Saturday, September 15, 2012

What is your attachment style?


ARE YOU HUNGRY FOR LOVE?

Relationship/attachment style can be a predictor for vulnerability to disordered eating. Recognizing your attachment style may be a vital part of understanding what’s going on with you and food.  There are four basic relationship/attachment styles:

1) Securely attached adults are comfortable with intimacy.   They tend to have positive views of themselves and others, trusting that closeness with another person can be a warm, positive, and mutually satisfying experience.  They are less likely to develop an eating disorder.

2) Anxious-Preoccupied adults find it difficult to trust that the person they love and care about will be consistently available.   They dislike separation, fearing that “out of sight” leads to “out of mind” and often seek reassurance that their partner is still there for them.

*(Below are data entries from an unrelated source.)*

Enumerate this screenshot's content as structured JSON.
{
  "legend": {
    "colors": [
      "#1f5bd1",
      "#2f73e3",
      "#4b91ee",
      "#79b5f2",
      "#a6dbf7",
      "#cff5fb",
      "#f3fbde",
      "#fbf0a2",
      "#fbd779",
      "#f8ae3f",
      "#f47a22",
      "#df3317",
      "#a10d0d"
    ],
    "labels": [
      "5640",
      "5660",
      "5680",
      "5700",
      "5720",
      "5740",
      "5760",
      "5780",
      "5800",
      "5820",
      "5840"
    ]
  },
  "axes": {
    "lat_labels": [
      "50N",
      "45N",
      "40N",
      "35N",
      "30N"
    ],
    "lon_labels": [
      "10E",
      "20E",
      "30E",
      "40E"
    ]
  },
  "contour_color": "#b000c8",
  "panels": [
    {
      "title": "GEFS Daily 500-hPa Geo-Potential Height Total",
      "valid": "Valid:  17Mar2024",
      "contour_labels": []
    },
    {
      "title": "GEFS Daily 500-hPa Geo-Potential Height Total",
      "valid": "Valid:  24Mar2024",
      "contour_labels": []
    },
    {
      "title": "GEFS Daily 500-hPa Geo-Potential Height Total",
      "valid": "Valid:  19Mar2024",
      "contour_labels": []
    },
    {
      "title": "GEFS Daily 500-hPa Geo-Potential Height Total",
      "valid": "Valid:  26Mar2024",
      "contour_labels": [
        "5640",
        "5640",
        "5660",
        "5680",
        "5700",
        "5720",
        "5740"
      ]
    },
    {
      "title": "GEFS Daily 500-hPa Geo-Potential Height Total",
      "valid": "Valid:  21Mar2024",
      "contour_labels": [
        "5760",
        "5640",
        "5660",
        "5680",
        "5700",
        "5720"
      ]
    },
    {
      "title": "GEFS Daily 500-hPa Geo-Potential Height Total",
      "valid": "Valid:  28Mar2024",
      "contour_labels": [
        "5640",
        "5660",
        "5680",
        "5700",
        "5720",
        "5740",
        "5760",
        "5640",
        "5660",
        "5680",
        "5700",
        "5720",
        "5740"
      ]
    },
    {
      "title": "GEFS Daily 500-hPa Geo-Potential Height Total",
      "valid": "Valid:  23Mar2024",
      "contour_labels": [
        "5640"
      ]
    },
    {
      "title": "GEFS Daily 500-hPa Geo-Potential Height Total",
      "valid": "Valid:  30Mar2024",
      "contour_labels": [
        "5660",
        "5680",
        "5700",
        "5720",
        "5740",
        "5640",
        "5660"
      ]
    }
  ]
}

People who binge may be “hungry” for love but turn to food instead, unconsciously fearing they will never get enough love, or feel satisfied in their relationships.  

3) Dismissive-Avoidant adults are uncomfortable with closeness.  They often prize independence, telling themselves and others that they don’t need anyone else to be happy.  

Underlying this disinterest in connection is a fear that intimacy will lead to rejection, pain or loss of self.  On some level, the belief is that “if you don’t get too close, you won’t get hurt.”  This relationship style is associated with anorexia.

The solution is to turn away from both people and food, restricting the intake of both food and love.

5) Fearful-avoidant adults simultaneously wish for closeness, yet fear intimacy.  They often yearn for an unavailable person, and ardently pursue that person.  If the object of their affection returns their feelings, they lose interest, finding distance safer – until the pattern repeats.

This relationship style is associated with both bulimia and binge eating disorder.  Bingeing is a symbolic way to fill up on food, which is a substitute for love, fulfillment, and needs. Getting rid of food can be understood as a means of symbolically purging those needs. 

Sometimes people binge on relationships, allowing a lot of closeness and connection, and then create distance (in effect, a relational purge) as an expression of conflict about trust. 

Are you more comfortable with distance, or closeness?  

What are your hopes and fears about intimacy?

Where did you learn to mistrust relationships?

How did your parents and others respond to your needs?

Understanding what the conflict is, and how it came to be, is the first step to change.  When you feel safe in your relationships, you will be less likely to turn to food as a way of expressing conflicts about closeness.